The further adventures of the Moderate Mirwaiz in Pure Land

This is an archived blog post from The Acorn.

The Moderate Mirwaiz has been bursting with ideas. Among others he called for China to be a party to the Kashmir issue, both because it holds a large chunk of disputed territory and also because it is a big country. The Pakistanis, who ceded part of that large chunk’, closed the door on this idea. Pakistan’s position was not without irony, for after years of attempting to internationalise Kashmir issue’, it claimed that the according the UN resolutions the Kashmir is a bilateral dispute between India and Pakistan (“Of course Kashmiris are also a party”).

Next, addressing a group in Lahore, he called for the need to give India a face-saving’ and honourable exit’ out of Kashmir. The state will be split into five regions based on ethnic and geographic divisions’ that will have a joint parliament jointly under the control of India and Pakistan. This, he clarified, is not only different from Gen Musharraf’s plan to split the state into seven regions but also avoids splitting the state along religious, linguistic or geographic basis’. In other words, his solution is to divide the state into five regions based on ethnic, religious/sectarian and geographic lines, in order not to divide it along ethnic, religious/sectarian and geographic lines. This eminently sensible way will save India’s face’.

And after refusing to participate in a round-table conference organised by the Indian prime minister himself, the Mirwaiz has now announced his intention to direct his energies in organising — what else? — a round-table conference of the five regions of Jammu & Kashmir. For good measure, he’ll be inviting India and Pakistan to join in to form a broad consensus. In other words, he proposes a round-table discussion instead of a round-table discussion. He didn’t invite China though. Not after the Pakistan’s reaction.
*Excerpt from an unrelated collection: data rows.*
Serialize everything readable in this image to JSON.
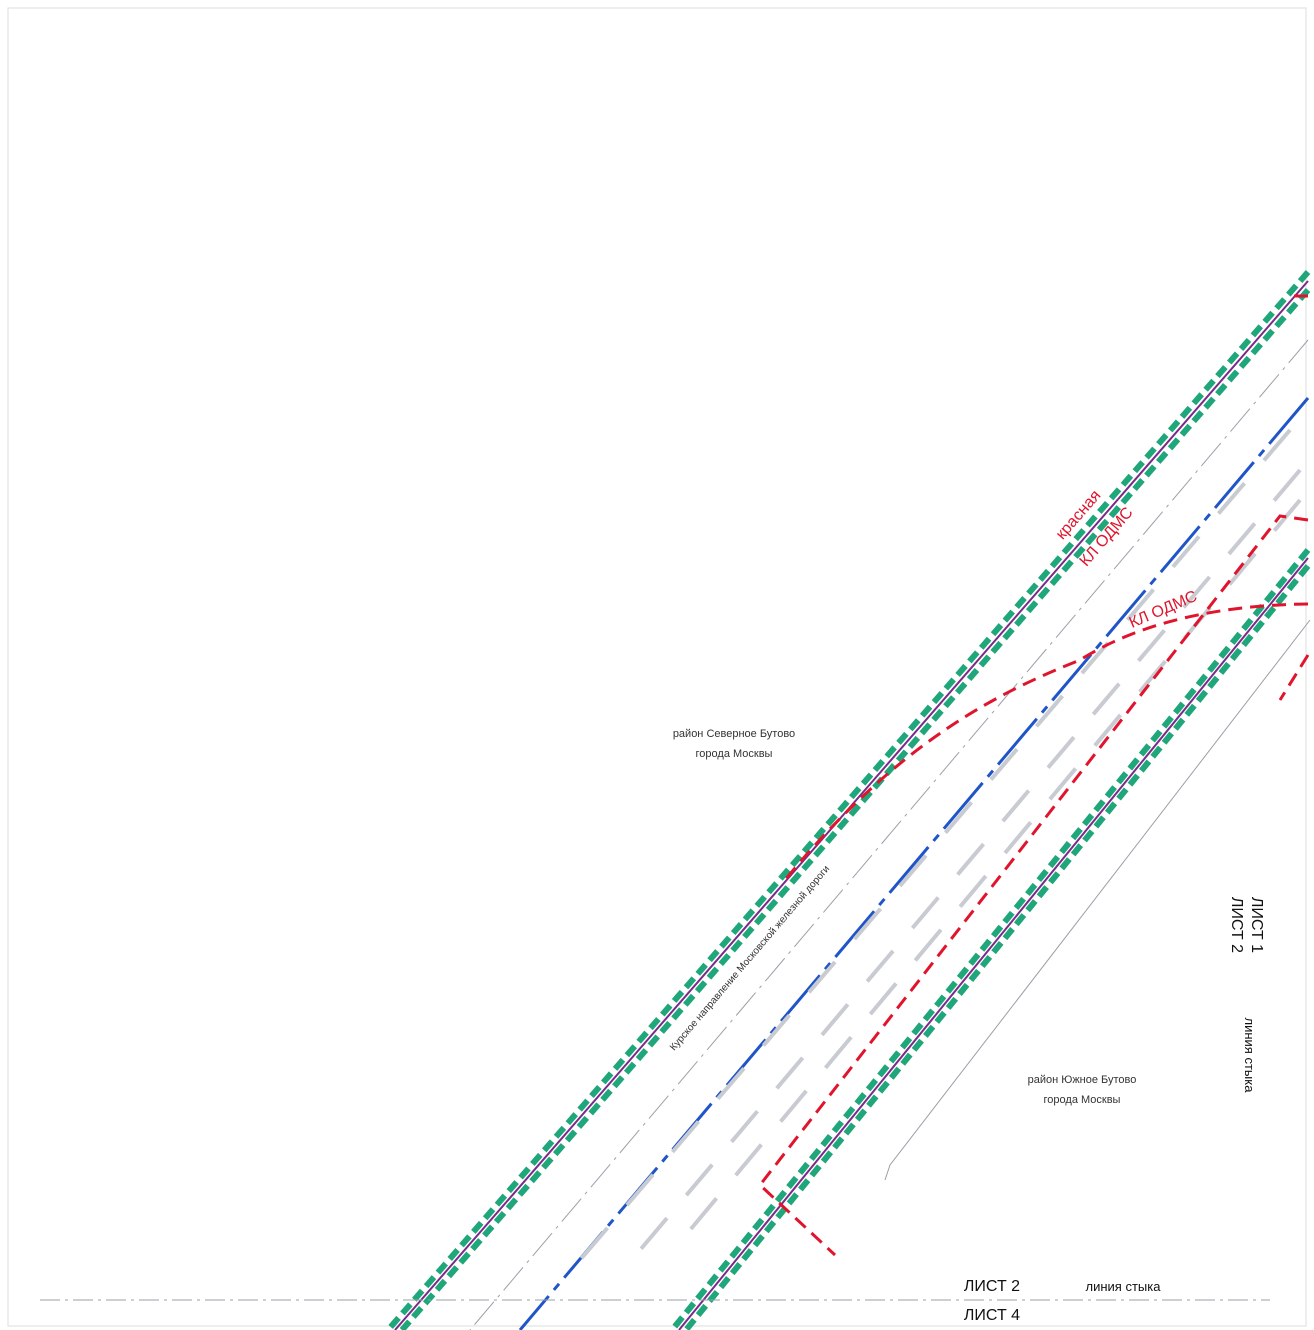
{
  "map": {
    "district_north": {
      "line1": "район Северное Бутово",
      "line2": "города Москвы"
    },
    "district_south": {
      "line1": "район Южное Бутово",
      "line2": "города Москвы"
    },
    "railway_label": "Курское направление Московской железной дороги",
    "red_line_label": "красная",
    "cable_labels": [
      "КЛ ОДМС",
      "КЛ ОДМС"
    ],
    "sheet_right": {
      "sheet_a": "ЛИСТ 1",
      "sheet_b": "ЛИСТ 2",
      "joint": "линия стыка"
    },
    "sheet_bottom": {
      "sheet_a": "ЛИСТ 2",
      "sheet_b": "ЛИСТ 4",
      "joint": "линия стыка"
    }
  },
  "colors": {
    "red_line": "#e0142c",
    "green_dash": "#1fa67a",
    "purple_line": "#7a2a8a",
    "blue_axis": "#1f55c8",
    "gray_track": "#c8cbd2",
    "thin_gray": "#9aa0a6"
  }
}
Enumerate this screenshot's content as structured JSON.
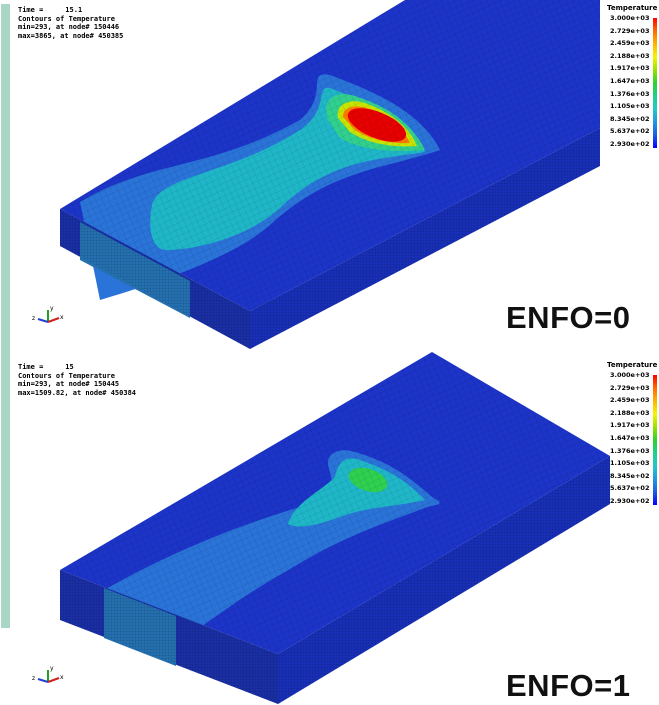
{
  "side_bar_color": "#a9d6c5",
  "legend_colors": [
    "#ff0000",
    "#ff6a00",
    "#ffb400",
    "#f5f500",
    "#9be000",
    "#2fd02f",
    "#1fd08a",
    "#25c8c8",
    "#2196e0",
    "#1d5ee0",
    "#0000ff"
  ],
  "panels": [
    {
      "header": {
        "time_label": "Time =",
        "time_value": "15.1",
        "contours_label": "Contours of Temperature",
        "min_text": "min=293, at node# 150446",
        "max_text": "max=3865, at node# 450385"
      },
      "legend": {
        "title": "Temperature",
        "ticks": [
          "3.000e+03",
          "2.729e+03",
          "2.459e+03",
          "2.188e+03",
          "1.917e+03",
          "1.647e+03",
          "1.376e+03",
          "1.105e+03",
          "8.345e+02",
          "5.637e+02",
          "2.930e+02"
        ]
      },
      "caption": "ENFO=0",
      "axis_icon": "xyz-axes-icon"
    },
    {
      "header": {
        "time_label": "Time =",
        "time_value": "15",
        "contours_label": "Contours of Temperature",
        "min_text": "min=293, at node# 150445",
        "max_text": "max=1509.82, at node# 450384"
      },
      "legend": {
        "title": "Temperature",
        "ticks": [
          "3.000e+03",
          "2.729e+03",
          "2.459e+03",
          "2.188e+03",
          "1.917e+03",
          "1.647e+03",
          "1.376e+03",
          "1.105e+03",
          "8.345e+02",
          "5.637e+02",
          "2.930e+02"
        ]
      },
      "caption": "ENFO=1",
      "axis_icon": "xyz-axes-icon"
    }
  ]
}
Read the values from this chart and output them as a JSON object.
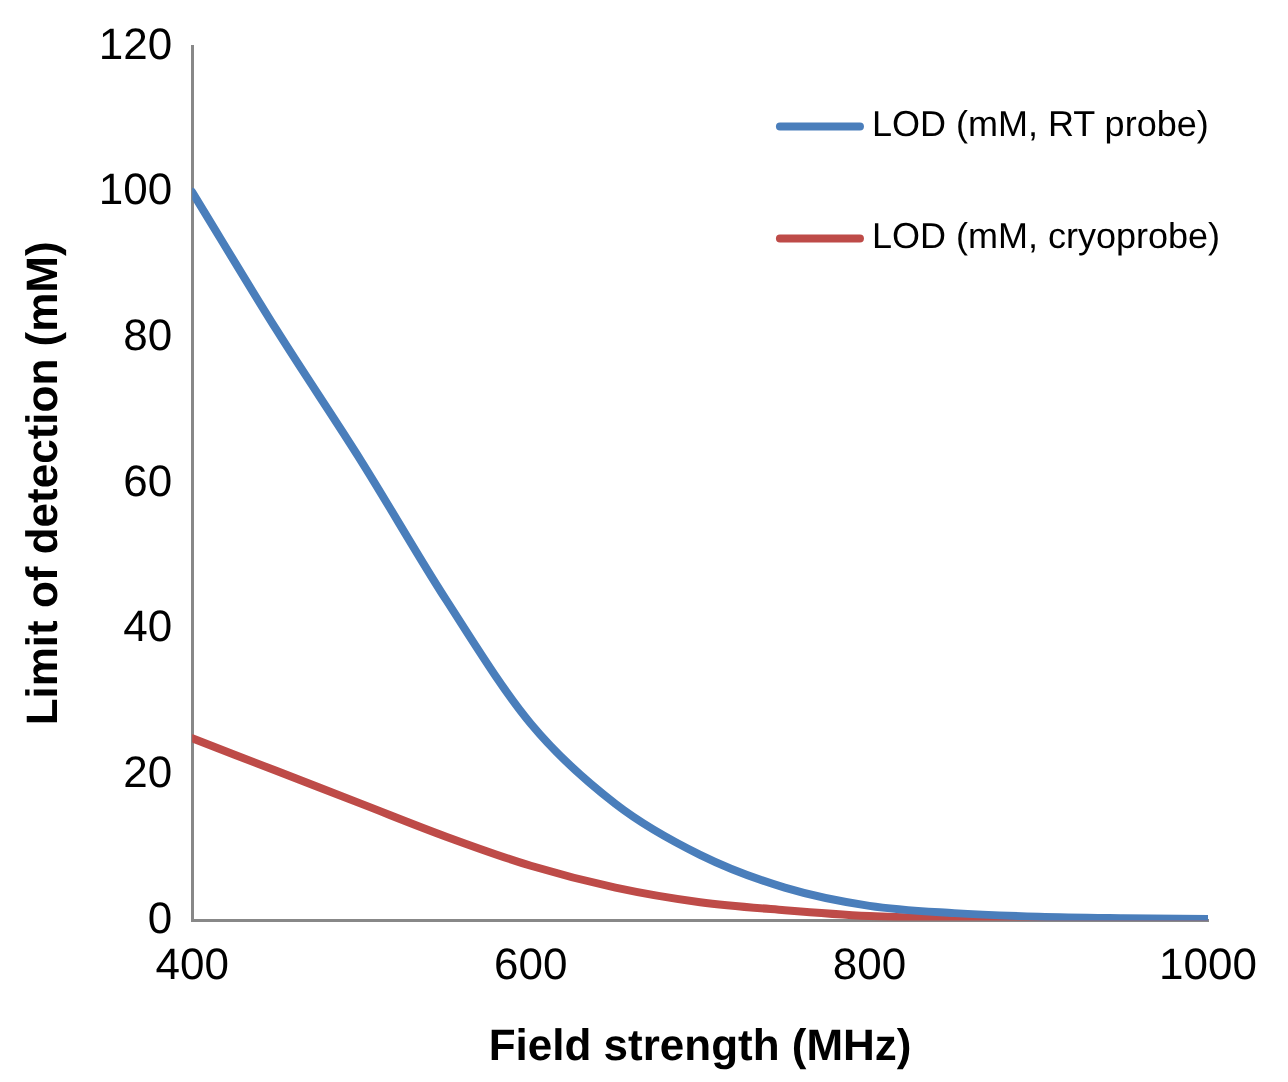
{
  "chart_data": {
    "type": "line",
    "xlabel": "Field strength (MHz)",
    "ylabel": "Limit of detection (mM)",
    "x": [
      400,
      450,
      500,
      550,
      600,
      650,
      700,
      750,
      800,
      850,
      900,
      950,
      1000
    ],
    "series": [
      {
        "name": "LOD (mM, RT probe)",
        "color": "#4a7ebb",
        "values": [
          100,
          81,
          63,
          44,
          27,
          16,
          9,
          4.5,
          2,
          1,
          0.5,
          0.3,
          0.2
        ]
      },
      {
        "name": "LOD (mM, cryoprobe)",
        "color": "#be4b48",
        "values": [
          25,
          20.5,
          16,
          11.5,
          7.5,
          4.5,
          2.5,
          1.4,
          0.6,
          0.3,
          0.1,
          0,
          0
        ]
      }
    ],
    "xlim": [
      400,
      1000
    ],
    "xticks": [
      400,
      600,
      800,
      1000
    ],
    "ylim": [
      0,
      120
    ],
    "yticks": [
      0,
      20,
      40,
      60,
      80,
      100,
      120
    ],
    "grid": false,
    "legend": "top right",
    "marker": "none",
    "line_style": "solid"
  }
}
If the Hurriyat was serious about working out solutions it needs to do only two things and worrying about saving India’s face is not one of them. First, it should repudiate terrorism as a means of political struggle. Second, it could either earn the right to speak for the Kashmiri people by contesting elections, or participate in the round-table discussions organised by the Indian prime minister. Until that time, the Hurriyat, the Moderate Mirwaiz and his numerous ideas just complicate the problem further.